79 seconds to write data to disk is rather unusual.

The service has been running since 14th. The problem should have occurred on the 15th evening or 16th. I checked on the 15th (around noon) and there were no orphan connections.

We are running a single instance of event store 4.0 (EventStore.ClusterNode.exe --db ./db --log ./logs --ExtIp 0.0.0.0). We are also using the open source version (in the process of acquiring commercial license)

Have you had a chance to look into this issue?

Hi Anand,

I have not yet had a chance to test this properly, but have looked through the code sample.

Could you please try calling Close() on the subscription when it is dropped and see if that helps any? The connection code currently doesn’t do this.

For example:

var result = await _connection.ConnectToPersistentSubscriptionAsync(
streamName,
groupName,
(subscription, resolved) => Task.Run(() => OnEventAppearedPersistentStream(subscription, GetSubscriptionKey(streamName, groupName), resolved, false)),
(subscription, dropReason, exception) =>
{
subscription**.Stop(timeout);**
Task.Run(() => OnSubscriptionDropped(streamName, groupName, dropReason, exception));
},
null,
Environment.ProcessorCount,
false);

``

Also, how often is your connection to the persistent subscription being dropped and reconnected?

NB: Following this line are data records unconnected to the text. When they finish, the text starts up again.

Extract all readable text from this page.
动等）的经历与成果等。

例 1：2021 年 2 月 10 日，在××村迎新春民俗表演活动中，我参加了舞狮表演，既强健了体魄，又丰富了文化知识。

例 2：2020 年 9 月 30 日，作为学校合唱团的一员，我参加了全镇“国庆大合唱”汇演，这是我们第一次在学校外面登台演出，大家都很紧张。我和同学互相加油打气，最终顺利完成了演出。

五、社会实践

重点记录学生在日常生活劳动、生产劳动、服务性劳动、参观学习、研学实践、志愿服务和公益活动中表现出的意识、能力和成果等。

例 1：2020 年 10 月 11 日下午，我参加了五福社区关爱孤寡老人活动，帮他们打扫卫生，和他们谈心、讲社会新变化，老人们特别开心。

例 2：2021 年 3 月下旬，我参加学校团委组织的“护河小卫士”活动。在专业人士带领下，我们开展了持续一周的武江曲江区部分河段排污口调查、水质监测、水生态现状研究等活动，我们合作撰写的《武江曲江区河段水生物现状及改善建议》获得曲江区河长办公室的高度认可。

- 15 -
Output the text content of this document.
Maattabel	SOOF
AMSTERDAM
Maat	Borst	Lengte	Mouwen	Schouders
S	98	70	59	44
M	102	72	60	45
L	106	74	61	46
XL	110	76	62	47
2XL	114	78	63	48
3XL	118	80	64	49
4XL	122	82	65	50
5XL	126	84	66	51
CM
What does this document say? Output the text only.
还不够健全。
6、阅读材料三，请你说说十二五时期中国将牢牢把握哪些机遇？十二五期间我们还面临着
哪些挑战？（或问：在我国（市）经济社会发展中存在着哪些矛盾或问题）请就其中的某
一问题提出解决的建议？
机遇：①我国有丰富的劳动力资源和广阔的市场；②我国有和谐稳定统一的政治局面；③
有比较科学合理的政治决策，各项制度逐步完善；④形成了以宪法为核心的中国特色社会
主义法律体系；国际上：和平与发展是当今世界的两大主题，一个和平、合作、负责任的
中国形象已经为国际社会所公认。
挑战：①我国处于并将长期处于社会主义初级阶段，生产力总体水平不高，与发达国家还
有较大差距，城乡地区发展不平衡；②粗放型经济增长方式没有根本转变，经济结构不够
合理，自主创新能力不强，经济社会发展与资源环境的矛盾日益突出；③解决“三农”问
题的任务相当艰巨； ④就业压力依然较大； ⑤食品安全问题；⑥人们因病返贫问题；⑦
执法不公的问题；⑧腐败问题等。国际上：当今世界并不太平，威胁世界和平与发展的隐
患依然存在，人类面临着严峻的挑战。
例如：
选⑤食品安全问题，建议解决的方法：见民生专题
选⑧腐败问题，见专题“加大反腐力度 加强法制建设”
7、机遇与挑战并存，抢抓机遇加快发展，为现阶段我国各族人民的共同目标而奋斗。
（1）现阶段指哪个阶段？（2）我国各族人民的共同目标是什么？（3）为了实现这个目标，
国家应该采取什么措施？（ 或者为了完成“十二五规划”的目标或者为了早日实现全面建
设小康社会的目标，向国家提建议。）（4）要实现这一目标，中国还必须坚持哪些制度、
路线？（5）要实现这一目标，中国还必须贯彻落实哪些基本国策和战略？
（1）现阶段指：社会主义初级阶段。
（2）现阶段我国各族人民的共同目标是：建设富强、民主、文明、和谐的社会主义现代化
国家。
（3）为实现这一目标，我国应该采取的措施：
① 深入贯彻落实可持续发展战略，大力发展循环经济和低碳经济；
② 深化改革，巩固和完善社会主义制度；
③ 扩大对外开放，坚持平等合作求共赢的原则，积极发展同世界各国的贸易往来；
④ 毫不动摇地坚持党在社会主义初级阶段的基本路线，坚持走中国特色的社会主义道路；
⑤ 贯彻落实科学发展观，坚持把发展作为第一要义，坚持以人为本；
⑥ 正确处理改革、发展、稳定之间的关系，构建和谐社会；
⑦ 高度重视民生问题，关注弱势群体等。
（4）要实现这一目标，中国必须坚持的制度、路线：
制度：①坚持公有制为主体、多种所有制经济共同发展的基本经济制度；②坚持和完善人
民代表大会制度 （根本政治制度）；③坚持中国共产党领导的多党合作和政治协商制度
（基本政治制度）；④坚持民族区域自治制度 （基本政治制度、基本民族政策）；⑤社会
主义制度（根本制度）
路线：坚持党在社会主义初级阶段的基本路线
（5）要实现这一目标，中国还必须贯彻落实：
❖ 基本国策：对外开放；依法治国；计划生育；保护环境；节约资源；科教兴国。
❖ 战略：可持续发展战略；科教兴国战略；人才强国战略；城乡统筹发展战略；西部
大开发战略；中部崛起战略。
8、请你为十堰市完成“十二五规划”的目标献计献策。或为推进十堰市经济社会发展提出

If there are any, what causes the subscription connections to be dropped?

I will run the test with Stop and see what happens.

Based on our test program logs the subscriptions dropped and reconnected around 15 times from the 13th to 17th July. The connection dropped by a similar count. The connection drops may be related to the heartbeat getting timed out. We used to have connection drops often and Greg recommended we increase it.

Hi Anand,

After more testing today, we believe we have found the bug causing of your issue.

When the client attempts to create a connection to a persistent subscription, it will send off a request and wait for a response. If it does not receive a response within the OperationTimeout, it will retry the connection operation.

Since you have specified the KeepRetrying setting, the client will retry this connection operation until it eventually succeeds.

In addition to this, the Persistent Subscription Service on the Event Store server does not track which client operation caused the connection operation. This means that the server will create a connection for each retry.

From the logs you provided, your Event Store server was experiencing a lot of slow queues during the time you saw the extra connections being created.

This means that a lot of the connection operations were likely timing out, causing them to be retried, which would cause multiple connections to be created all at the same time.

An issue for this has been added to github, you can track it here.

Hi, thanks for the response. Do you have an ETA for the fix? We will be using eventstore in production environment in a few weeks.